(This article is of interest to UAE residents published in The Gulf Today. Posted for my record only)
A vibrant multicultural society with around 200 nationalities, the UAE offers expatriates opportunities to play a productive role in the welfare of citizens and people who have made this country their home.
The Tamilians consider themselves an integral part of the UAE society and are keen to play their part in a positive way.
It was well past midnight when an active woman member of the UAE Tamil Sangam (UTS) received a distress telephone call. "I have lost my job. I am calling from the temple complex in Dubai. Is there anyone in your organisation who could help me?" "I am not in a position to repay my bank loan. Will they arrest me?" was the question posed to another member by an anxious individual.
In just over an year's time, the UTS has become an active forum for Tamil-speaking residents of the UAE to share, support and help the community in times of need. The UTS was founded on Nov.7 2008 and inaugurated by Syed M Salahuddin, managing director of ETA Ascon Star Group and Essa Abdulla Al Ghurair, vice-chairman, Al Ghurair Investments.
"The UTS is a non-profit organisation devoted to furthering Tamil culture in the UAE. We seek to promote Tamil cultural, educational and community activities. We are open to all people interested in promoting the ancient language. The support from the government authorities and Dubai Police to our social and charity activities are highly encouraging," said Ramesh Viswanathan, president of the sangam and an IT professional.
"We bring out the hidden talents from all over the UAE, recognise them through competitions and shows and publish it in the media. We are planning to hold in-house and competitions between Sangams. Among our immediate plans are charity shows to help the poor and orphans in and around the UAE. We also intend to introduce a Group Insurance Scheme for UTS Members," Ramesh revealed.
The Sangham also has a proposal to teach different languages focusing on how to communicate (day to day) in shops, hospital, hotel and other such places. As part of its activities, the UTS is already lending a helping hand to the Indian Association for the Blind, old age home in Madipakkam, Chennai, orphanages in Tamil Nadu, besides organising blood donation camps in the UAE. With recession gulping away several jobs, one of the activities of the UTS that has proved a hit is job assistance. "The sangam has been helping people get jobs through its web site by citing 60 portals.
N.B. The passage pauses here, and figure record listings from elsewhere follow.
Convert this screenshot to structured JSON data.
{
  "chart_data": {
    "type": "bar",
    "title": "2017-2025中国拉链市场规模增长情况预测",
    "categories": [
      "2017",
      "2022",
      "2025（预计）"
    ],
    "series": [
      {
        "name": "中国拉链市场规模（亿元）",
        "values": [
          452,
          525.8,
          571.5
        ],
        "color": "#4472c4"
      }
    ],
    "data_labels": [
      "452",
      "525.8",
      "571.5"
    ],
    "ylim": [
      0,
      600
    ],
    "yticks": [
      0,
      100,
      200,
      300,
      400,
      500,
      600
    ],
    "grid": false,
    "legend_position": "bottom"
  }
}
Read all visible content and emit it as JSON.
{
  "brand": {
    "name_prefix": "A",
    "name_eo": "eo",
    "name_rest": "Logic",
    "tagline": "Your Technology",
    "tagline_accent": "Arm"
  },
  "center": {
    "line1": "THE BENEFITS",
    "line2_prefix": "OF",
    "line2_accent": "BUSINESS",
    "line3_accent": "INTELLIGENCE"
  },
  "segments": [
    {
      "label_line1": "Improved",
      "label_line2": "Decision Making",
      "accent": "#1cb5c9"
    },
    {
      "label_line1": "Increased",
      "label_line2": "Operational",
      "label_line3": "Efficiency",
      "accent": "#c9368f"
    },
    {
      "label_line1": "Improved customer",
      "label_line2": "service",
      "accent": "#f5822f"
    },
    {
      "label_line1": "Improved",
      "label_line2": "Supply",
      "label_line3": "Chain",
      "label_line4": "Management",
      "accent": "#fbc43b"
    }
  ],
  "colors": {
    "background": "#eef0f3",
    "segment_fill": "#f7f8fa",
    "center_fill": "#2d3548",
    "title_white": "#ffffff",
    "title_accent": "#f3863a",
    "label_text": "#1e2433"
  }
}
Several have benefited from this. Numerous people also took advantage of the UAE EIDA software that we put on our web site," claimed another active member, Prasanna.
The UTS website provides Tamil Nadu pin codes, Tamil fonts, health tips, besides a link to the Indian government website. "For those who intend to tie the knot but are not able to find the right match, the sangam offers free matrimonial service," added a member.
"There are instances when people struggle to get medical support. We have doctors who are specialists and guide those in need," remarked UTS member Saleem Khan. "The UAE is a multicultural society with around 200 nationalities. The Tamilians want to play a productive and positive role in the welfare of all," chorus the committee members.
The UTS committee includes Ramesh Viswanathan, Prasanna, Saleem Khan, Mohamed Sirajudeen and Hidayathullah, while Sreeganga Ramesh, Kavitha Prasanna, Vaheedha Suhail, Chitra Prosper and Amirtha Ameen form its female wing.